[Spark on Kubernetes] Spark Application dependency management Question.
Currently, we were upgrading the spark version from 2.4 to 3.0. But we
found that the applications, which work in spark 2.4, keep failing with
Spark 3.0. We are running Spark on Kubernetes with cluster mode.
In spark-submit, we have "--jars local:///apps-dep/spark-extra-jars/*". It
is fine when we are using spark 2.4.5 image, but when we try to submit the
same application using spark 3.0 image. The driver always fails. First, it
complains "WARN DependencyUtils: Local jar /apps-dep/spark-extra-jars/* does
not exist, skipping.". Then the driver fails with the exception "Exception
in thread "main" org.apache.spark.SparkException: Job aborted due to stage
failure: Task 0 in stage 0.0 failed 4 times, most recent failure: Lost task
0.3 in stage 0.0 (TID 6, 10.98.179.228, executor 1):
java.nio.file.NoSuchFileException: /apps-dep/spark-extra-jars/*". But I can
make sure that all of our dependency jars does exist in
/apps-dep/spark-extra-jars in the docker image for both driver and workers.

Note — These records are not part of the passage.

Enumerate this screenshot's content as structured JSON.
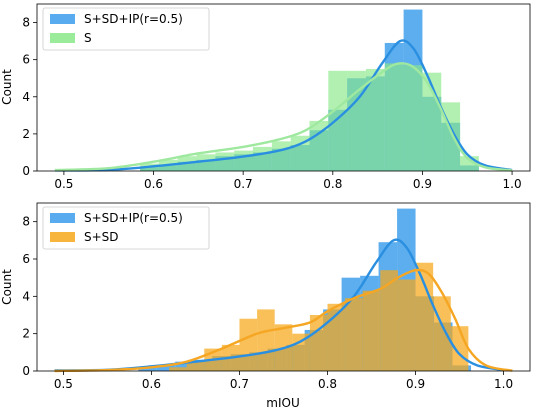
{
  "colors": {
    "blue": "#1f8fe8",
    "blue_line": "#2a8fe0",
    "green": "#88e888",
    "green_line": "#9fe89f",
    "orange": "#f7a81b",
    "orange_line": "#f5a623",
    "overlap_top": "#80d8b4",
    "overlap_bottom": "#c9a548"
  },
  "chart_data": [
    {
      "type": "bar",
      "xlabel": "",
      "ylabel": "Count",
      "xlim": [
        0.47,
        1.02
      ],
      "ylim": [
        0,
        9
      ],
      "xticks": [
        "0.5",
        "0.6",
        "0.7",
        "0.8",
        "0.9",
        "1.0"
      ],
      "xtick_values": [
        0.5,
        0.6,
        0.7,
        0.8,
        0.9,
        1.0
      ],
      "yticks": [
        "0",
        "2",
        "4",
        "6",
        "8"
      ],
      "ytick_values": [
        0,
        2,
        4,
        6,
        8
      ],
      "legend_position": "top-left",
      "series": [
        {
          "name": "S+SD+IP(r=0.5)",
          "bins": [
            [
              0.585,
              0.606,
              0.2
            ],
            [
              0.606,
              0.627,
              0.3
            ],
            [
              0.627,
              0.648,
              0.5
            ],
            [
              0.648,
              0.669,
              0.6
            ],
            [
              0.669,
              0.69,
              0.8
            ],
            [
              0.69,
              0.711,
              0.9
            ],
            [
              0.711,
              0.732,
              1.0
            ],
            [
              0.732,
              0.753,
              1.2
            ],
            [
              0.753,
              0.774,
              1.4
            ],
            [
              0.774,
              0.795,
              2.2
            ],
            [
              0.795,
              0.816,
              3.3
            ],
            [
              0.816,
              0.837,
              5.0
            ],
            [
              0.837,
              0.858,
              5.1
            ],
            [
              0.858,
              0.879,
              6.9
            ],
            [
              0.879,
              0.9,
              8.7
            ],
            [
              0.9,
              0.921,
              4.0
            ],
            [
              0.921,
              0.942,
              2.6
            ],
            [
              0.942,
              0.963,
              0.3
            ]
          ],
          "kde": [
            [
              0.49,
              0.03
            ],
            [
              0.55,
              0.06
            ],
            [
              0.6,
              0.25
            ],
            [
              0.65,
              0.5
            ],
            [
              0.7,
              0.78
            ],
            [
              0.74,
              1.1
            ],
            [
              0.77,
              1.6
            ],
            [
              0.8,
              2.6
            ],
            [
              0.83,
              4.0
            ],
            [
              0.855,
              5.8
            ],
            [
              0.875,
              7.0
            ],
            [
              0.89,
              6.6
            ],
            [
              0.905,
              5.2
            ],
            [
              0.92,
              3.5
            ],
            [
              0.935,
              2.0
            ],
            [
              0.95,
              0.9
            ],
            [
              0.97,
              0.3
            ],
            [
              1.0,
              0.05
            ]
          ]
        },
        {
          "name": "S",
          "bins": [
            [
              0.585,
              0.606,
              0.4
            ],
            [
              0.606,
              0.627,
              0.6
            ],
            [
              0.627,
              0.648,
              0.8
            ],
            [
              0.648,
              0.669,
              0.9
            ],
            [
              0.669,
              0.69,
              1.0
            ],
            [
              0.69,
              0.711,
              1.1
            ],
            [
              0.711,
              0.732,
              1.3
            ],
            [
              0.732,
              0.753,
              1.6
            ],
            [
              0.753,
              0.774,
              1.9
            ],
            [
              0.774,
              0.795,
              2.7
            ],
            [
              0.795,
              0.816,
              5.4
            ],
            [
              0.816,
              0.837,
              5.4
            ],
            [
              0.837,
              0.858,
              5.5
            ],
            [
              0.858,
              0.879,
              5.8
            ],
            [
              0.879,
              0.9,
              5.7
            ],
            [
              0.9,
              0.921,
              5.3
            ],
            [
              0.921,
              0.942,
              3.7
            ],
            [
              0.942,
              0.963,
              0.8
            ]
          ],
          "kde": [
            [
              0.49,
              0.05
            ],
            [
              0.55,
              0.15
            ],
            [
              0.6,
              0.5
            ],
            [
              0.65,
              0.95
            ],
            [
              0.7,
              1.3
            ],
            [
              0.74,
              1.7
            ],
            [
              0.77,
              2.2
            ],
            [
              0.8,
              3.2
            ],
            [
              0.83,
              4.4
            ],
            [
              0.86,
              5.5
            ],
            [
              0.875,
              5.8
            ],
            [
              0.89,
              5.6
            ],
            [
              0.905,
              4.8
            ],
            [
              0.92,
              3.4
            ],
            [
              0.935,
              1.8
            ],
            [
              0.95,
              0.7
            ],
            [
              0.97,
              0.2
            ],
            [
              1.0,
              0.03
            ]
          ]
        }
      ]
    },
    {
      "type": "bar",
      "xlabel": "mIOU",
      "ylabel": "Count",
      "xlim": [
        0.47,
        1.03
      ],
      "ylim": [
        0,
        9
      ],
      "xticks": [
        "0.5",
        "0.6",
        "0.7",
        "0.8",
        "0.9",
        "1.0"
      ],
      "xtick_values": [
        0.5,
        0.6,
        0.7,
        0.8,
        0.9,
        1.0
      ],
      "yticks": [
        "0",
        "2",
        "4",
        "6",
        "8"
      ],
      "ytick_values": [
        0,
        2,
        4,
        6,
        8
      ],
      "legend_position": "top-left",
      "series": [
        {
          "name": "S+SD+IP(r=0.5)",
          "bins": [
            [
              0.585,
              0.606,
              0.2
            ],
            [
              0.606,
              0.627,
              0.3
            ],
            [
              0.627,
              0.648,
              0.5
            ],
            [
              0.648,
              0.669,
              0.6
            ],
            [
              0.669,
              0.69,
              0.8
            ],
            [
              0.69,
              0.711,
              0.9
            ],
            [
              0.711,
              0.732,
              1.0
            ],
            [
              0.732,
              0.753,
              1.2
            ],
            [
              0.753,
              0.774,
              1.4
            ],
            [
              0.774,
              0.795,
              2.2
            ],
            [
              0.795,
              0.816,
              3.3
            ],
            [
              0.816,
              0.837,
              5.0
            ],
            [
              0.837,
              0.858,
              5.1
            ],
            [
              0.858,
              0.879,
              6.9
            ],
            [
              0.879,
              0.9,
              8.7
            ],
            [
              0.9,
              0.921,
              4.0
            ],
            [
              0.921,
              0.942,
              2.6
            ],
            [
              0.942,
              0.963,
              0.3
            ]
          ],
          "kde": [
            [
              0.49,
              0.03
            ],
            [
              0.55,
              0.06
            ],
            [
              0.6,
              0.25
            ],
            [
              0.65,
              0.5
            ],
            [
              0.7,
              0.78
            ],
            [
              0.74,
              1.1
            ],
            [
              0.77,
              1.6
            ],
            [
              0.8,
              2.6
            ],
            [
              0.83,
              4.0
            ],
            [
              0.855,
              5.8
            ],
            [
              0.875,
              7.0
            ],
            [
              0.89,
              6.6
            ],
            [
              0.905,
              5.2
            ],
            [
              0.92,
              3.5
            ],
            [
              0.935,
              2.0
            ],
            [
              0.95,
              0.9
            ],
            [
              0.97,
              0.3
            ],
            [
              1.0,
              0.05
            ]
          ]
        },
        {
          "name": "S+SD",
          "bins": [
            [
              0.62,
              0.64,
              0.2
            ],
            [
              0.64,
              0.66,
              0.5
            ],
            [
              0.66,
              0.68,
              1.2
            ],
            [
              0.68,
              0.7,
              1.4
            ],
            [
              0.7,
              0.72,
              2.8
            ],
            [
              0.72,
              0.74,
              3.3
            ],
            [
              0.74,
              0.76,
              2.5
            ],
            [
              0.76,
              0.78,
              2.0
            ],
            [
              0.78,
              0.8,
              3.0
            ],
            [
              0.8,
              0.82,
              3.6
            ],
            [
              0.82,
              0.84,
              3.9
            ],
            [
              0.84,
              0.86,
              4.3
            ],
            [
              0.86,
              0.88,
              5.4
            ],
            [
              0.88,
              0.9,
              4.9
            ],
            [
              0.9,
              0.92,
              5.8
            ],
            [
              0.92,
              0.94,
              4.0
            ],
            [
              0.94,
              0.96,
              2.4
            ]
          ],
          "kde": [
            [
              0.49,
              0.0
            ],
            [
              0.55,
              0.05
            ],
            [
              0.6,
              0.2
            ],
            [
              0.64,
              0.5
            ],
            [
              0.68,
              1.2
            ],
            [
              0.72,
              2.0
            ],
            [
              0.75,
              2.3
            ],
            [
              0.78,
              2.6
            ],
            [
              0.8,
              3.2
            ],
            [
              0.83,
              3.9
            ],
            [
              0.86,
              4.4
            ],
            [
              0.88,
              5.0
            ],
            [
              0.9,
              5.4
            ],
            [
              0.915,
              5.2
            ],
            [
              0.93,
              4.2
            ],
            [
              0.945,
              2.8
            ],
            [
              0.96,
              1.2
            ],
            [
              0.98,
              0.3
            ],
            [
              1.01,
              0.02
            ]
          ]
        }
      ]
    }
  ]
}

And using spark 2.4.5, it works fine.
Could you give me a hint on how to debug it and what is going on here?
Also, I do not understand the following behaviors:
* if I changed the --jar parameter value from "local:///" to "file:///".

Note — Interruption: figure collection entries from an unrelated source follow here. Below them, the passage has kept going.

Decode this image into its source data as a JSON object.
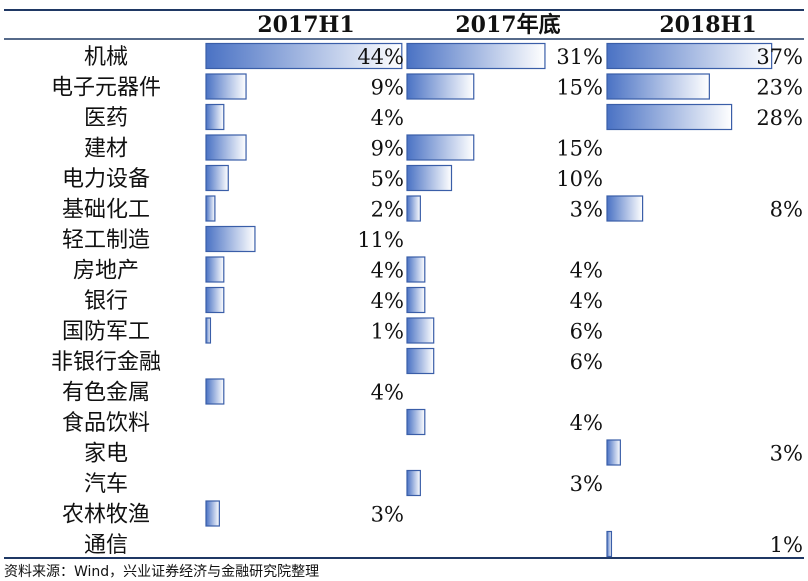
{
  "chart_data": {
    "type": "bar",
    "headers": [
      "2017H1",
      "2017年底",
      "2018H1"
    ],
    "categories": [
      "机械",
      "电子元器件",
      "医药",
      "建材",
      "电力设备",
      "基础化工",
      "轻工制造",
      "房地产",
      "银行",
      "国防军工",
      "非银行金融",
      "有色金属",
      "食品饮料",
      "家电",
      "汽车",
      "农林牧渔",
      "通信"
    ],
    "series": [
      {
        "name": "2017H1",
        "values": [
          44,
          9,
          4,
          9,
          5,
          2,
          11,
          4,
          4,
          1,
          null,
          4,
          null,
          null,
          null,
          3,
          null
        ],
        "labels": [
          "44%",
          "9%",
          "4%",
          "9%",
          "5%",
          "2%",
          "11%",
          "4%",
          "4%",
          "1%",
          "",
          "4%",
          "",
          "",
          "",
          "3%",
          ""
        ]
      },
      {
        "name": "2017年底",
        "values": [
          31,
          15,
          null,
          15,
          10,
          3,
          null,
          4,
          4,
          6,
          6,
          null,
          4,
          null,
          3,
          null,
          null
        ],
        "labels": [
          "31%",
          "15%",
          "",
          "15%",
          "10%",
          "3%",
          "",
          "4%",
          "4%",
          "6%",
          "6%",
          "",
          "4%",
          "",
          "3%",
          "",
          ""
        ]
      },
      {
        "name": "2018H1",
        "values": [
          37,
          23,
          28,
          null,
          null,
          8,
          null,
          null,
          null,
          null,
          null,
          null,
          null,
          3,
          null,
          null,
          1
        ],
        "labels": [
          "37%",
          "23%",
          "28%",
          "",
          "",
          "8%",
          "",
          "",
          "",
          "",
          "",
          "",
          "",
          "3%",
          "",
          "",
          "1%"
        ]
      }
    ],
    "xlim": [
      0,
      44
    ],
    "grid": false,
    "legend": "none"
  },
  "source_note": "资料来源：Wind，兴业证券经济与金融研究院整理",
  "colors": {
    "bar_dark": "#4a72c4",
    "bar_light": "#ffffff",
    "bar_stroke": "#3a5ea8",
    "rule": "#1f3864"
  }
}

Using spark 3.0, it works.
* if I use "--jars local:///apps-dep/spark-extra-jars/app.jar", the
submission would fail with the exception "Exception in thread "main"
org.apache.spark.SparkException: Please specify
spark.kubernetes.file.upload.path property." which makes sense according to
the spark 3.0 doc. But if I use "--jar ///apps-dep/spark-extra-jars/*", the
submission and the application will run successfully. Could you help me to
understand why it is fine to use "*" instead of the specific jar file?